The original plan, made public last month, was to radically scale down the college’s Department of Byzantine and Modern Greek Studies due to cuts in state funding for education. The plans prompted thousands of students and professors from the field to sign a petition in protest and the issue was raised in the British and European parliaments.
According to the new, revised plan, the college’s Center for Hellenic Studies will incorporate the threatened Department of Byzantine and Modern Greek Studies by the launch of the new academic year.
In a press release issued yesterday, college principal Rick Trainor noted, “The study of the Greek world from prehistory to the present day is a distinctive feature of what we do at King’s and the relaunch of the Center for Hellenic Studies demonstrates our continuing commitment to the subject.”
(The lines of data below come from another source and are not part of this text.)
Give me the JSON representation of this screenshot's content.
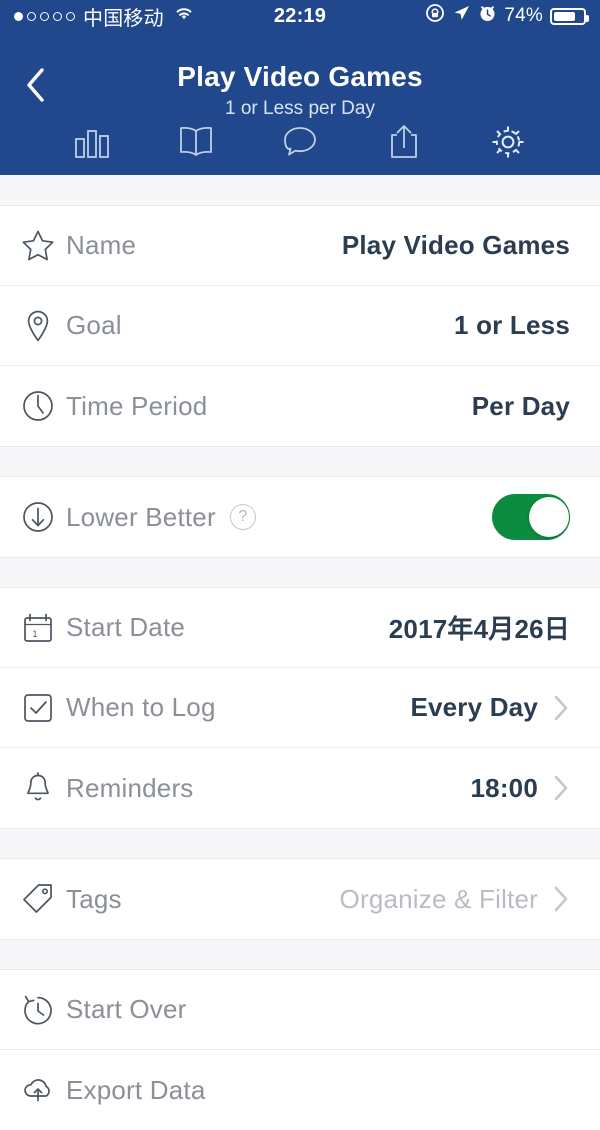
{
  "status_bar": {
    "signal_dots_total": 5,
    "signal_dots_filled": 1,
    "carrier": "中国移动",
    "wifi_icon": "wifi-icon",
    "time": "22:19",
    "rotation_lock_icon": "rotation-lock-icon",
    "location_icon": "location-arrow-icon",
    "alarm_icon": "alarm-clock-icon",
    "battery_percent": "74%",
    "battery_icon": "battery-icon"
  },
  "header": {
    "back_icon": "chevron-left-icon",
    "title": "Play Video Games",
    "subtitle": "1 or Less per Day",
    "tabs": [
      {
        "name": "tab-chart",
        "icon": "bar-chart-icon"
      },
      {
        "name": "tab-journal",
        "icon": "open-book-icon"
      },
      {
        "name": "tab-notes",
        "icon": "speech-bubble-icon"
      },
      {
        "name": "tab-share",
        "icon": "share-upload-icon"
      },
      {
        "name": "tab-settings",
        "icon": "gear-icon"
      }
    ]
  },
  "settings": {
    "group_1": [
      {
        "icon": "star-icon",
        "label": "Name",
        "value": "Play Video Games",
        "muted": false,
        "chevron": false
      },
      {
        "icon": "map-pin-icon",
        "label": "Goal",
        "value": "1 or Less",
        "muted": false,
        "chevron": false
      },
      {
        "icon": "clock-icon",
        "label": "Time Period",
        "value": "Per Day",
        "muted": false,
        "chevron": false
      }
    ],
    "group_2": [
      {
        "icon": "arrow-down-circle-icon",
        "label": "Lower Better",
        "help": "?",
        "toggle": true,
        "toggle_on": true
      }
    ],
    "group_3": [
      {
        "icon": "calendar-icon",
        "label": "Start Date",
        "value": "2017年4月26日",
        "muted": false,
        "chevron": false
      },
      {
        "icon": "checkbox-icon",
        "label": "When to Log",
        "value": "Every Day",
        "muted": false,
        "chevron": true
      },
      {
        "icon": "bell-icon",
        "label": "Reminders",
        "value": "18:00",
        "muted": false,
        "chevron": true
      }
    ],
    "group_4": [
      {
        "icon": "tag-icon",
        "label": "Tags",
        "value": "Organize & Filter",
        "muted": true,
        "chevron": true
      }
    ],
    "group_5": [
      {
        "icon": "history-clock-icon",
        "label": "Start Over",
        "value": "",
        "muted": false,
        "chevron": false
      },
      {
        "icon": "cloud-upload-icon",
        "label": "Export Data",
        "value": "",
        "muted": false,
        "chevron": false
      }
    ]
  },
  "colors": {
    "header_blue": "#21488c",
    "toggle_green": "#0c8c3f",
    "value_navy": "#2b3d51",
    "label_gray": "#8b8f98",
    "muted_gray": "#b8bcc4"
  }
}
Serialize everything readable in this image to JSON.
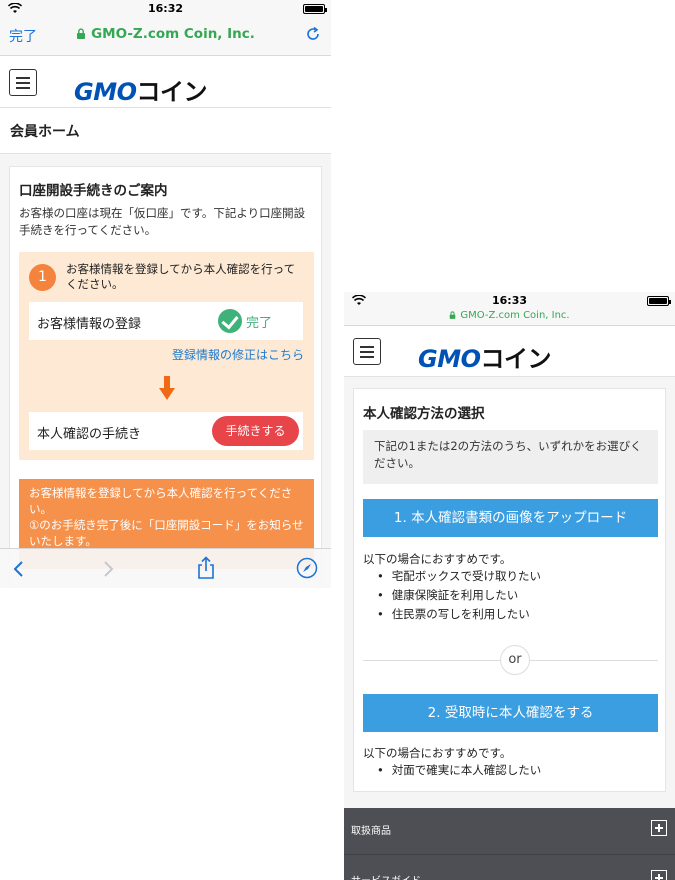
{
  "left": {
    "status": {
      "time": "16:32"
    },
    "browser": {
      "done": "完了",
      "url": "GMO-Z.com Coin, Inc."
    },
    "logo": {
      "part1": "GMO",
      "part2": "コイン"
    },
    "page_title": "会員ホーム",
    "card": {
      "title": "口座開設手続きのご案内",
      "intro": "お客様の口座は現在「仮口座」です。下記より口座開設手続きを行ってください。",
      "step_number": "1",
      "step_text": "お客様情報を登録してから本人確認を行ってください。",
      "reg_label": "お客様情報の登録",
      "reg_status": "完了",
      "edit_link": "登録情報の修正はこちら",
      "kyc_label": "本人確認の手続き",
      "kyc_button": "手続きする",
      "notice_line1": "お客様情報を登録してから本人確認を行ってください。",
      "notice_line2": "①のお手続き完了後に「口座開設コード」をお知らせいたします。"
    },
    "toolbar": [
      "back-icon",
      "forward-icon",
      "share-icon",
      "compass-icon"
    ]
  },
  "right": {
    "status": {
      "time": "16:33"
    },
    "browser": {
      "url": "GMO-Z.com Coin, Inc."
    },
    "logo": {
      "part1": "GMO",
      "part2": "コイン"
    },
    "card": {
      "title": "本人確認方法の選択",
      "note": "下記の1または2の方法のうち、いずれかをお選びください。",
      "option1": "1. 本人確認書類の画像をアップロード",
      "rec1_title": "以下の場合におすすめです。",
      "rec1_items": [
        "宅配ボックスで受け取りたい",
        "健康保険証を利用したい",
        "住民票の写しを利用したい"
      ],
      "or": "or",
      "option2": "2. 受取時に本人確認をする",
      "rec2_title": "以下の場合におすすめです。",
      "rec2_items": [
        "対面で確実に本人確認したい"
      ]
    },
    "footer": {
      "item1": "取扱商品",
      "item2": "サービスガイド"
    }
  },
  "colors": {
    "brand_blue": "#0052b4",
    "link": "#1a7bd0",
    "success": "#3fb27a",
    "danger": "#e8454b",
    "orange": "#f3833d",
    "button_blue": "#3b9ee0"
  }
}
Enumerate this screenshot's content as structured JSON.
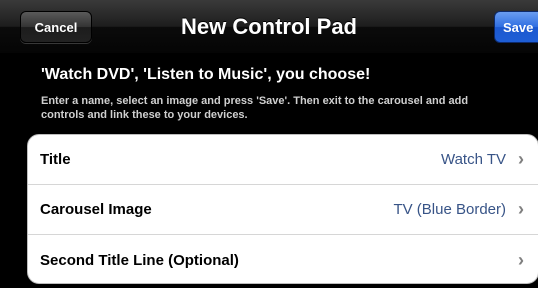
{
  "navbar": {
    "title": "New Control Pad",
    "cancel_label": "Cancel",
    "save_label": "Save"
  },
  "header": {
    "headline": "'Watch DVD', 'Listen to Music', you choose!",
    "instructions": "Enter a name, select an image and press 'Save'. Then exit to the carousel and add controls and link these to your devices."
  },
  "table": {
    "rows": [
      {
        "label": "Title",
        "value": "Watch TV",
        "icon": "chevron-right-icon"
      },
      {
        "label": "Carousel Image",
        "value": "TV (Blue Border)",
        "icon": "chevron-right-icon"
      },
      {
        "label": "Second Title Line (Optional)",
        "value": "",
        "icon": "chevron-right-icon"
      }
    ]
  },
  "colors": {
    "accent": "#2f6ee2",
    "value_text": "#385487",
    "background": "#000000"
  }
}
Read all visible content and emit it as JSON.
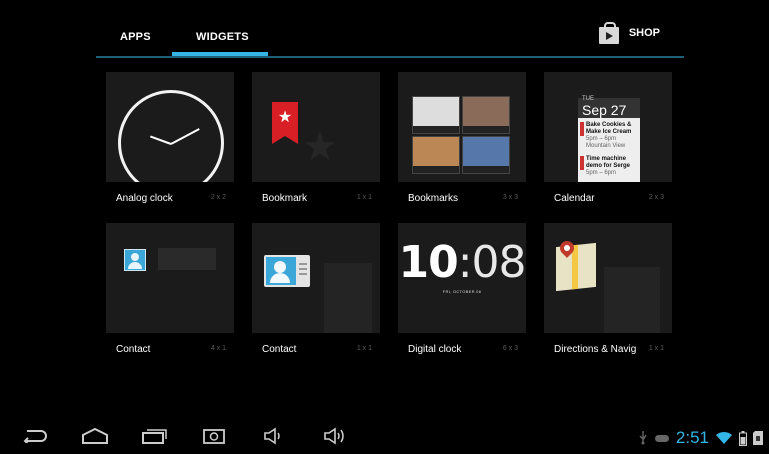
{
  "tabs": {
    "apps": "APPS",
    "widgets": "WIDGETS",
    "selected": "widgets",
    "shop": "SHOP",
    "shop_icon": "shop-bag-icon"
  },
  "widgets": [
    {
      "name": "Analog clock",
      "size": "2 x 2"
    },
    {
      "name": "Bookmark",
      "size": "1 x 1"
    },
    {
      "name": "Bookmarks",
      "size": "3 x 3"
    },
    {
      "name": "Calendar",
      "size": "2 x 3"
    },
    {
      "name": "Contact",
      "size": "4 x 1"
    },
    {
      "name": "Contact",
      "size": "1 x 1"
    },
    {
      "name": "Digital clock",
      "size": "6 x 3"
    },
    {
      "name": "Directions & Navig",
      "size": "1 x 1"
    }
  ],
  "previews": {
    "calendar": {
      "dow": "TUE",
      "date": "Sep 27",
      "events": [
        {
          "title": "Bake Cookies &",
          "title2": "Make Ice Cream",
          "time": "5pm – 6pm",
          "place": "Mountain View"
        },
        {
          "title": "Time machine",
          "title2": "demo for Serge",
          "time": "5pm – 6pm"
        }
      ]
    },
    "digital_clock": {
      "hours": "10",
      "minutes": ":08",
      "date": "FRI, OCTOBER 06"
    }
  },
  "navbar": {
    "buttons": [
      "back-icon",
      "home-icon",
      "recent-apps-icon",
      "screenshot-icon",
      "volume-down-icon",
      "volume-up-icon"
    ]
  },
  "status": {
    "time": "2:51",
    "icons": [
      "usb-icon",
      "game-controller-icon",
      "wifi-icon",
      "battery-icon",
      "sd-card-icon"
    ]
  },
  "colors": {
    "accent": "#33b5e5",
    "background": "#000000",
    "tile": "#1b1b1b"
  }
}
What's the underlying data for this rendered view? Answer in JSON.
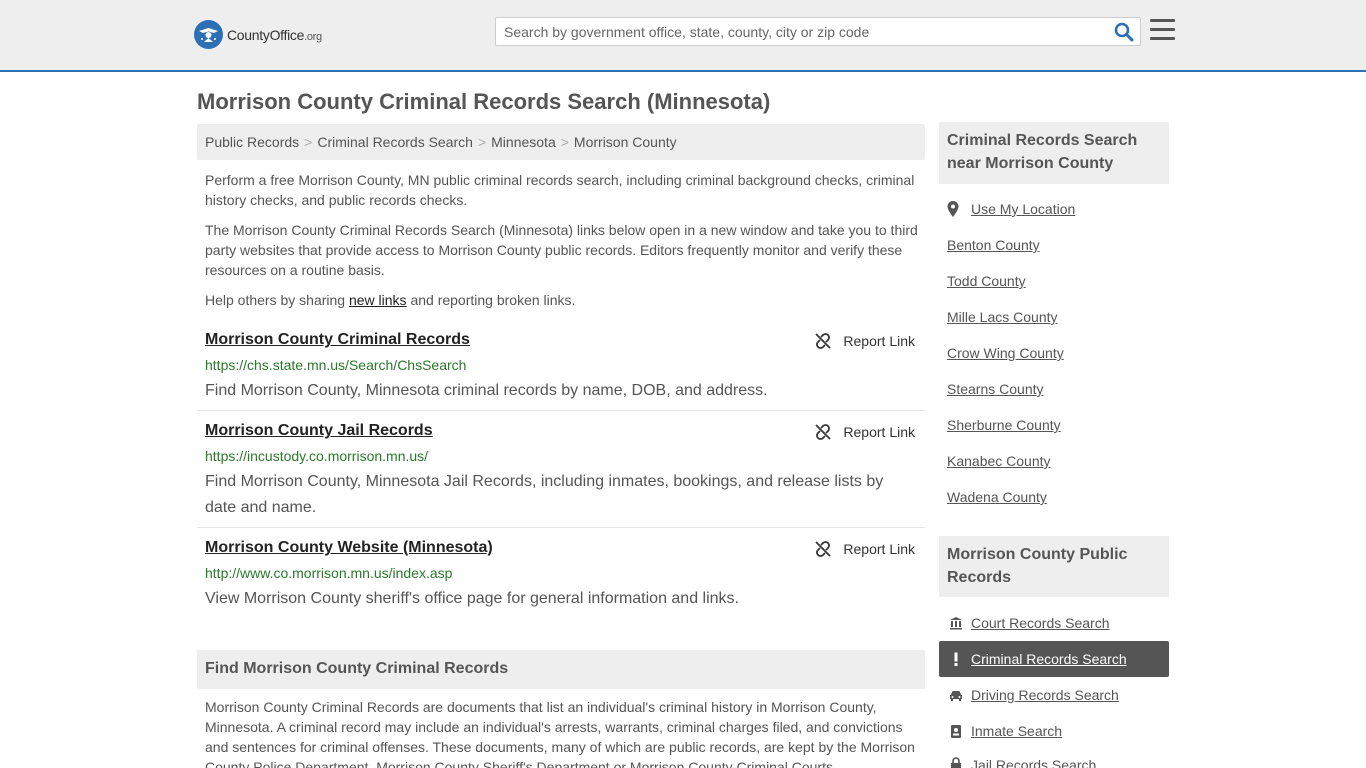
{
  "brand": {
    "name_part1": "County",
    "name_part2": "Office",
    "tld": ".org"
  },
  "search": {
    "placeholder": "Search by government office, state, county, city or zip code"
  },
  "page": {
    "title": "Morrison County Criminal Records Search (Minnesota)"
  },
  "breadcrumb": [
    "Public Records",
    "Criminal Records Search",
    "Minnesota",
    "Morrison County"
  ],
  "intro": {
    "p1": "Perform a free Morrison County, MN public criminal records search, including criminal background checks, criminal history checks, and public records checks.",
    "p2": "The Morrison County Criminal Records Search (Minnesota) links below open in a new window and take you to third party websites that provide access to Morrison County public records. Editors frequently monitor and verify these resources on a routine basis.",
    "p3_before": "Help others by sharing ",
    "p3_link": "new links",
    "p3_after": " and reporting broken links."
  },
  "report_label": "Report Link",
  "records": [
    {
      "title": "Morrison County Criminal Records",
      "url": "https://chs.state.mn.us/Search/ChsSearch",
      "desc": "Find Morrison County, Minnesota criminal records by name, DOB, and address."
    },
    {
      "title": "Morrison County Jail Records",
      "url": "https://incustody.co.morrison.mn.us/",
      "desc": "Find Morrison County, Minnesota Jail Records, including inmates, bookings, and release lists by date and name."
    },
    {
      "title": "Morrison County Website (Minnesota)",
      "url": "http://www.co.morrison.mn.us/index.asp",
      "desc": "View Morrison County sheriff's office page for general information and links."
    }
  ],
  "find_section": {
    "title": "Find Morrison County Criminal Records",
    "body": "Morrison County Criminal Records are documents that list an individual's criminal history in Morrison County, Minnesota. A criminal record may include an individual's arrests, warrants, criminal charges filed, and convictions and sentences for criminal offenses. These documents, many of which are public records, are kept by the Morrison County Police Department, Morrison County Sheriff's Department or Morrison County Criminal Courts."
  },
  "sidebar": {
    "nearby_title": "Criminal Records Search near Morrison County",
    "use_location": "Use My Location",
    "nearby": [
      "Benton County",
      "Todd County",
      "Mille Lacs County",
      "Crow Wing County",
      "Stearns County",
      "Sherburne County",
      "Kanabec County",
      "Wadena County"
    ],
    "public_title": "Morrison County Public Records",
    "public_items": [
      {
        "label": "Court Records Search",
        "icon": "courthouse-icon",
        "active": false
      },
      {
        "label": "Criminal Records Search",
        "icon": "exclamation-icon",
        "active": true
      },
      {
        "label": "Driving Records Search",
        "icon": "car-icon",
        "active": false
      },
      {
        "label": "Inmate Search",
        "icon": "id-badge-icon",
        "active": false
      },
      {
        "label": "Jail Records Search",
        "icon": "lock-icon",
        "active": false
      }
    ]
  },
  "colors": {
    "accent": "#2d6fb5",
    "url_green": "#2a7a2a",
    "active_bg": "#555555"
  }
}
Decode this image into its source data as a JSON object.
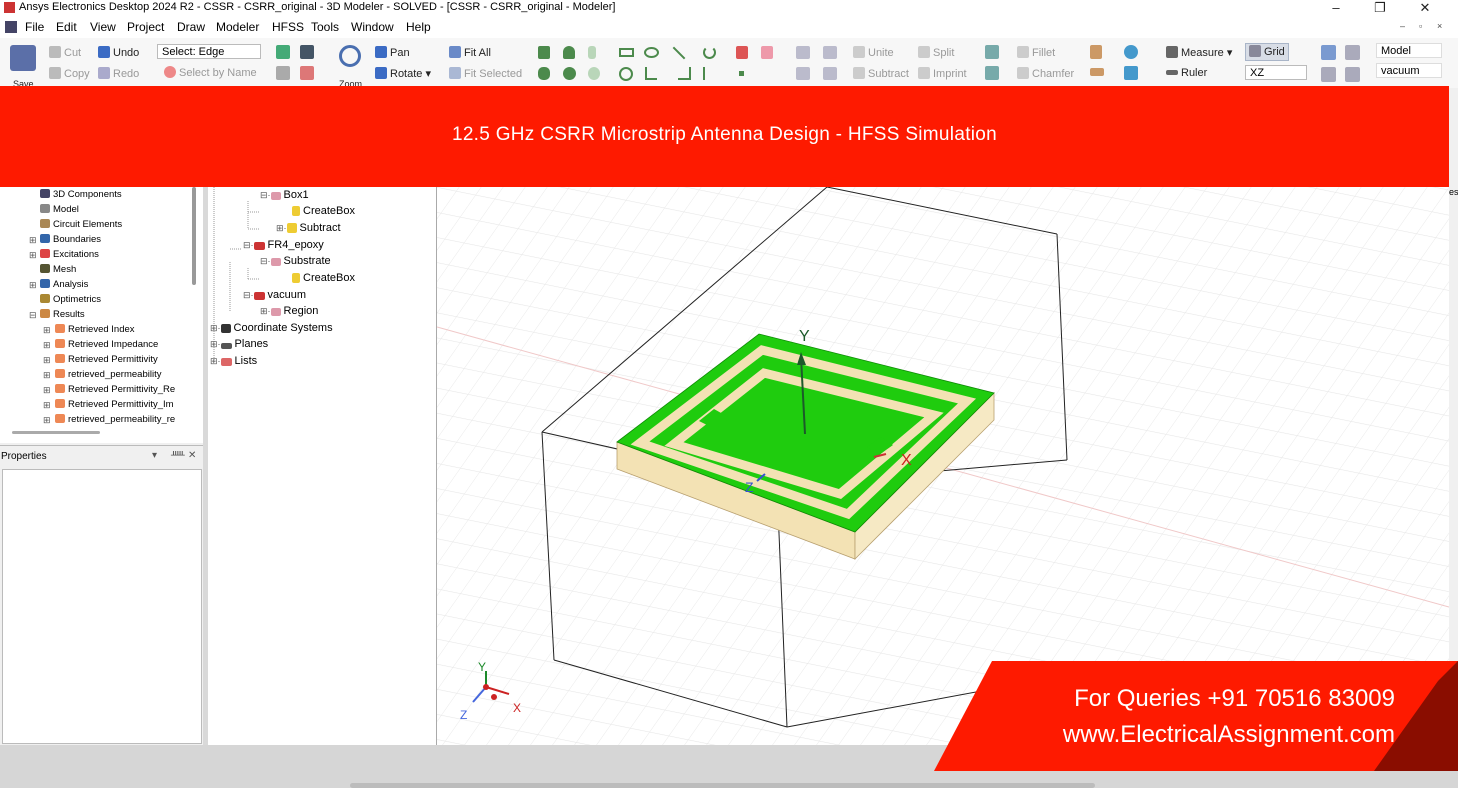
{
  "window": {
    "title": "Ansys Electronics Desktop 2024 R2 - CSSR - CSRR_original - 3D Modeler - SOLVED - [CSSR - CSRR_original - Modeler]",
    "minimize": "–",
    "restore": "❐",
    "close": "✕"
  },
  "menu": {
    "items": [
      "File",
      "Edit",
      "View",
      "Project",
      "Draw",
      "Modeler",
      "HFSS",
      "Tools",
      "Window",
      "Help"
    ],
    "mdi_controls": [
      "–",
      "▫",
      "×"
    ]
  },
  "ribbon": {
    "save": "Save",
    "cut": "Cut",
    "copy": "Copy",
    "undo": "Undo",
    "redo": "Redo",
    "select_mode": "Select: Edge",
    "select_by_name": "Select by Name",
    "zoom": "Zoom",
    "pan": "Pan",
    "rotate": "Rotate",
    "fit_all": "Fit All",
    "fit_selected": "Fit Selected",
    "unite": "Unite",
    "subtract": "Subtract",
    "split": "Split",
    "imprint": "Imprint",
    "fillet": "Fillet",
    "chamfer": "Chamfer",
    "measure": "Measure",
    "ruler": "Ruler",
    "grid": "Grid",
    "plane": "XZ",
    "model": "Model",
    "material": "vacuum"
  },
  "banner": {
    "text": "12.5 GHz CSRR Microstrip Antenna Design - HFSS Simulation"
  },
  "project_tree": {
    "items": [
      "3D Components",
      "Model",
      "Circuit Elements",
      "Boundaries",
      "Excitations",
      "Mesh",
      "Analysis",
      "Optimetrics",
      "Results",
      "Retrieved Index",
      "Retrieved Impedance",
      "Retrieved Permittivity",
      "retrieved_permeability",
      "Retrieved Permittivity_Re",
      "Retrieved Permittivity_Im",
      "retrieved_permeability_re"
    ]
  },
  "properties": {
    "title": "Properties",
    "controls": [
      "▾",
      "ᚊ",
      "✕"
    ]
  },
  "model_tree": {
    "items": [
      "Box1",
      "CreateBox",
      "Subtract",
      "FR4_epoxy",
      "Substrate",
      "CreateBox",
      "vacuum",
      "Region",
      "Coordinate Systems",
      "Planes",
      "Lists"
    ]
  },
  "viewport": {
    "axis_y": "Y",
    "axis_x": "X",
    "axis_z": "Z",
    "triad_y": "Y",
    "triad_x": "X",
    "triad_z": "Z",
    "side_tab": "es"
  },
  "footer": {
    "line1": "For Queries +91 70516 83009",
    "line2": "www.ElectricalAssignment.com"
  },
  "colors": {
    "banner": "#fe1a00",
    "copper": "#1fcc0e",
    "substrate": "#f3e2b4",
    "grid": "#e3e3e3"
  }
}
“I am particularly pleased to be able to make this announcement on Greek Independence Day,” he added.
Professor Emeritus Dame Averil Cameron, the center’s founding director and president of the International Federation of Associations of Classical Studies (FIEC), described the development as “deeply encouraging.” “I know that the news will be warmly received all over the world where Hellenic studies is studied and valued,” she said.
Professor Roderick Beaton, Koraes professor of modern Greek and Byzantine history, language and literature, hailed King’s for devising “a bold and principled way of reaffirming its historic responsibility for a specialist subject-area in which the college has long excelled, now that the UK government, sadly, no longer provides central support for ‘minority’ subjects.”